The MG range might start with the petrol MG 3 from £13,295, but it’s the petrol version of the ZS starting from £17,295 that hits the sweet spot with private buyers. “Retail customers love that car,” Pigounakis said. But the UK is the only real sizeable market for a car that’s fading away in China and where production has not been a priority. That has promoted the HS compact SUV, the petrol version of which starting at £22,995 is far and away the best-selling car in the MG range this year with 12,498 registered by the end of September. The plug-in hybrid HS is in contrast the slowest-selling MG over the full year.

All this petrol focus has meant MG will only just squeak its CO2 emission targets this year, instead of sailing past as it did in 2021, when it also helped to lower those of the VW Group and Ford by pooling with them. Next year should be fine again when MG 4 registrations start coming through, Pigounakis promised.

MG might be the poster child of China’s electric advantage but its distribution model is old-school wholesale.
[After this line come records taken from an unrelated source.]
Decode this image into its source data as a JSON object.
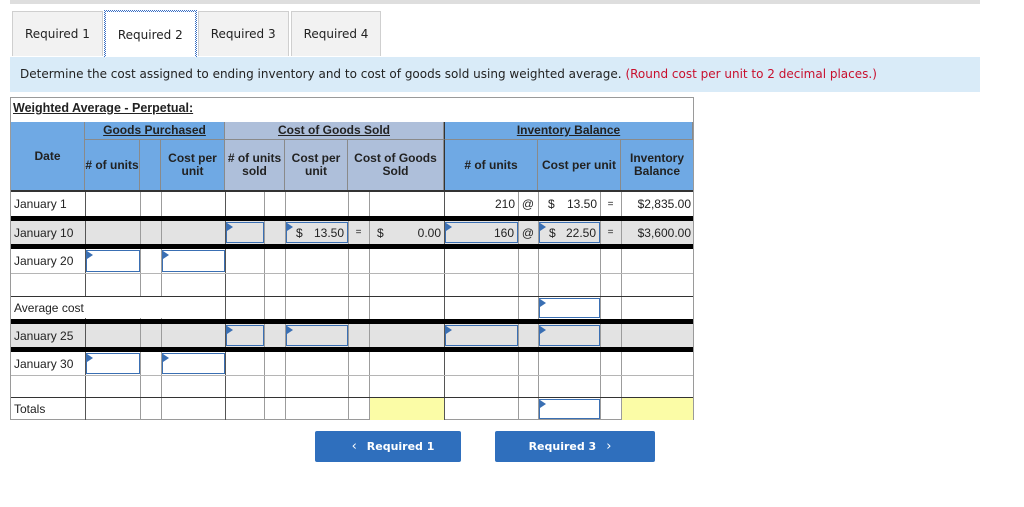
{
  "tabs": [
    {
      "label": "Required 1",
      "active": false
    },
    {
      "label": "Required 2",
      "active": true
    },
    {
      "label": "Required 3",
      "active": false
    },
    {
      "label": "Required 4",
      "active": false
    }
  ],
  "instruction": {
    "text": "Determine the cost assigned to ending inventory and to cost of goods sold using weighted average.",
    "note": "(Round cost per unit to 2 decimal places.)"
  },
  "sheet": {
    "title": "Weighted Average - Perpetual:",
    "groups": {
      "goods_purchased": "Goods Purchased",
      "cost_of_goods_sold": "Cost of Goods Sold",
      "inventory_balance": "Inventory Balance"
    },
    "columns": {
      "date": "Date",
      "gp_units": "# of units",
      "gp_cost": "Cost per unit",
      "cogs_units": "# of units sold",
      "cogs_cpu": "Cost per unit",
      "cogs_total": "Cost of Goods Sold",
      "ib_units": "# of units",
      "ib_cpu": "Cost per unit",
      "ib_balance": "Inventory Balance"
    },
    "rows": {
      "jan1": {
        "date": "January 1",
        "ib_units": "210",
        "at": "@",
        "ib_cpu_dollar": "$",
        "ib_cpu": "13.50",
        "eq": "=",
        "ib_balance": "$2,835.00"
      },
      "jan10": {
        "date": "January 10",
        "cogs_units": "",
        "cogs_cpu_dollar": "$",
        "cogs_cpu": "13.50",
        "eq1": "=",
        "cogs_dollar": "$",
        "cogs_total": "0.00",
        "ib_units": "160",
        "at": "@",
        "ib_cpu_dollar": "$",
        "ib_cpu": "22.50",
        "eq2": "=",
        "ib_balance": "$3,600.00"
      },
      "jan20": {
        "date": "January 20",
        "gp_units": "",
        "gp_cost": ""
      },
      "avg": {
        "label": "Average cost",
        "ib_cpu": ""
      },
      "jan25": {
        "date": "January 25",
        "cogs_units": "",
        "cogs_cpu": "",
        "ib_units": "",
        "ib_cpu": ""
      },
      "jan30": {
        "date": "January 30",
        "gp_units": "",
        "gp_cost": ""
      },
      "totals": {
        "label": "Totals",
        "ib_cpu": ""
      }
    }
  },
  "nav": {
    "prev_label": "Required 1",
    "next_label": "Required 3",
    "prev_icon": "‹",
    "next_icon": "›"
  }
}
MGs are now sold through 158 dealers and there’s no talk of switching to the direct sales model favoured by the likes of Nio, Polestar and Genesis. Dealers are lured by the appeal of a strongly-backed brand with good supply which is not about to switch them to the agency model anytime soon, something Pigounakis says is not popular with the dealers he speaks to.

The lack of a well-funded network a few years back was one reason MG didn’t bring over the more premium-angled Marvel R compact SUV, which is being sold in continental markets. Executives didn’t think customers could be persuaded to part with £45k plus to someone operating out of a “little more than a house with a conservatory” attached, Pigounakis says, adding that it was probably the wrong decision given the strength of the network today. “Tragically we could sell 6-7,000 a year now.” The next one will make it here, he adds.
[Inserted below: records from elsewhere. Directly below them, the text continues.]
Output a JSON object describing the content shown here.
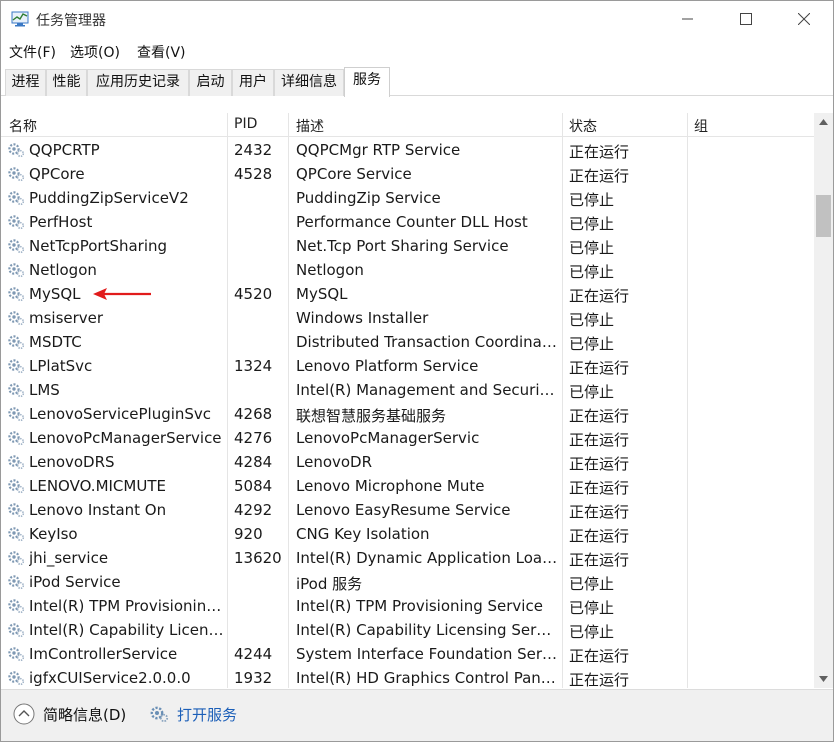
{
  "window": {
    "title": "任务管理器"
  },
  "menu": [
    "文件(F)",
    "选项(O)",
    "查看(V)"
  ],
  "tabs": [
    "进程",
    "性能",
    "应用历史记录",
    "启动",
    "用户",
    "详细信息",
    "服务"
  ],
  "active_tab": "服务",
  "columns": {
    "name": "名称",
    "pid": "PID",
    "desc": "描述",
    "state": "状态",
    "group": "组"
  },
  "services": [
    {
      "name": "QQPCRTP",
      "pid": "2432",
      "desc": "QQPCMgr RTP Service",
      "state": "正在运行"
    },
    {
      "name": "QPCore",
      "pid": "4528",
      "desc": "QPCore Service",
      "state": "正在运行"
    },
    {
      "name": "PuddingZipServiceV2",
      "pid": "",
      "desc": "PuddingZip Service",
      "state": "已停止"
    },
    {
      "name": "PerfHost",
      "pid": "",
      "desc": "Performance Counter DLL Host",
      "state": "已停止"
    },
    {
      "name": "NetTcpPortSharing",
      "pid": "",
      "desc": "Net.Tcp Port Sharing Service",
      "state": "已停止"
    },
    {
      "name": "Netlogon",
      "pid": "",
      "desc": "Netlogon",
      "state": "已停止"
    },
    {
      "name": "MySQL",
      "pid": "4520",
      "desc": "MySQL",
      "state": "正在运行"
    },
    {
      "name": "msiserver",
      "pid": "",
      "desc": "Windows Installer",
      "state": "已停止"
    },
    {
      "name": "MSDTC",
      "pid": "",
      "desc": "Distributed Transaction Coordinat...",
      "state": "已停止"
    },
    {
      "name": "LPlatSvc",
      "pid": "1324",
      "desc": "Lenovo Platform Service",
      "state": "正在运行"
    },
    {
      "name": "LMS",
      "pid": "",
      "desc": "Intel(R) Management and Security...",
      "state": "已停止"
    },
    {
      "name": "LenovoServicePluginSvc",
      "pid": "4268",
      "desc": "联想智慧服务基础服务",
      "state": "正在运行"
    },
    {
      "name": "LenovoPcManagerService",
      "pid": "4276",
      "desc": "LenovoPcManagerServic",
      "state": "正在运行"
    },
    {
      "name": "LenovoDRS",
      "pid": "4284",
      "desc": "LenovoDR",
      "state": "正在运行"
    },
    {
      "name": "LENOVO.MICMUTE",
      "pid": "5084",
      "desc": "Lenovo Microphone Mute",
      "state": "正在运行"
    },
    {
      "name": "Lenovo Instant On",
      "pid": "4292",
      "desc": "Lenovo EasyResume Service",
      "state": "正在运行"
    },
    {
      "name": "KeyIso",
      "pid": "920",
      "desc": "CNG Key Isolation",
      "state": "正在运行"
    },
    {
      "name": "jhi_service",
      "pid": "13620",
      "desc": "Intel(R) Dynamic Application Load...",
      "state": "正在运行"
    },
    {
      "name": "iPod Service",
      "pid": "",
      "desc": "iPod 服务",
      "state": "已停止"
    },
    {
      "name": "Intel(R) TPM Provisioning...",
      "pid": "",
      "desc": "Intel(R) TPM Provisioning Service",
      "state": "已停止"
    },
    {
      "name": "Intel(R) Capability Licensi...",
      "pid": "",
      "desc": "Intel(R) Capability Licensing Servi...",
      "state": "已停止"
    },
    {
      "name": "ImControllerService",
      "pid": "4244",
      "desc": "System Interface Foundation Serv...",
      "state": "正在运行"
    },
    {
      "name": "igfxCUIService2.0.0.0",
      "pid": "1932",
      "desc": "Intel(R) HD Graphics Control Pane...",
      "state": "正在运行"
    }
  ],
  "footer": {
    "fewer_details": "简略信息(D)",
    "open_services": "打开服务"
  },
  "colors": {
    "arrow": "#e11b1b",
    "link": "#1c5fb8",
    "tab_bg": "#f0f0f0"
  },
  "icons": [
    "task-manager-icon",
    "minimize-icon",
    "maximize-icon",
    "close-icon",
    "gear-icon",
    "chevron-up-icon",
    "chevron-down-icon",
    "red-arrow-icon"
  ]
}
It's not all rosy in the world of MG ownership. Early customers of the MG 4 have complained of oil leaks from the reduction gearbox and have complained on forums about the lack of communication from MG.
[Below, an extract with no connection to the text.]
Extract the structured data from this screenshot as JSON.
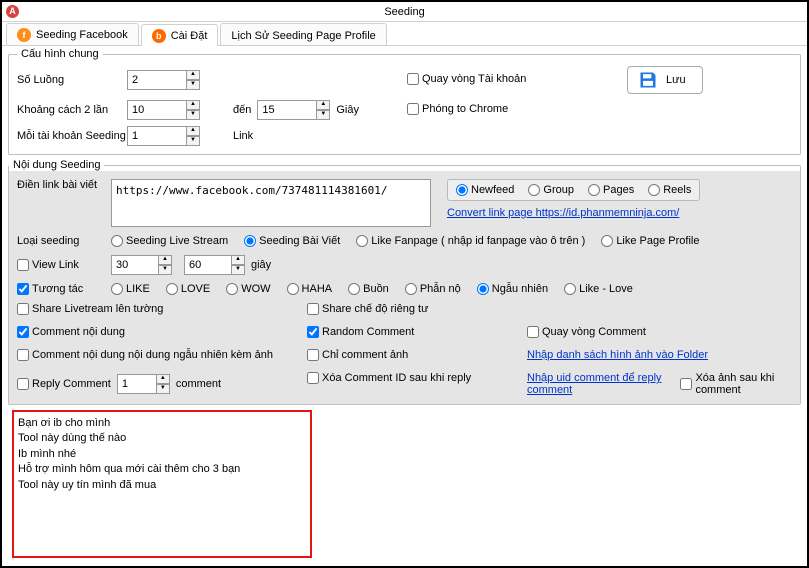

But momentum is with MG, and next April we’ll finally see the new electric roadster that’s been long promised to provide the missing link to the brand’s sports car past. More relevant, however, is the MG 4 with its price, all-round competence (bar the oil leak, something MG now says is fixed) and perhaps more importantly, its availability. MG is quoting waiting times of 10-12 weeks, compared with 9-10 months for the ZS EV. 

The way MG has hit the accelerator in a time of crisis in the industry is reminiscent of Hyundai and its break-neck sprint to get i10s to scrappage customers after the financial crisis in 2009. Just as Hyundai is now part of the mainstream, so MG looks to have used the post Covid supply chain crisis to achieve the same.

*What’s coming from MG*

“Project E” roadster (pictured in Autocar render above). The sports car previewed by the Cyberster concept will finally arrive in the first half of 2024, available with two-wheel-drive – likely to the rear wheels - or in “very high performance” dual motor, all-wheel-drive specification. Expect pricing around the £45-60,000 mark.

*MG 3 hybrid*

MG will stick with petrol power for the replacement for the MG 3 supermini, which will arrive sometime before the end 2024, replacing the ancient current car. However, it will likely be hybridised to reduce CO2 emissions.

*MG One*

The current HS compact SUV will also be replaced before the end of 2024, MG said, likely by what’s badged as MG One, a striking petrol-powered SUV which has just gone on sale in China.

*MG Marvel R*

We won’t get the current version, on sale in left hand drive markets across Europe, but we will get the next, likely built on the same Modular Scalable Platform as the MG 4.

*MG ZS*

As with all the rest of the range, bar the MG 4, the ZS will be replaced by the end of 2024.

*New MG 5*

Coming before the end of 2024, likely again based on the Modular Scalable Platform.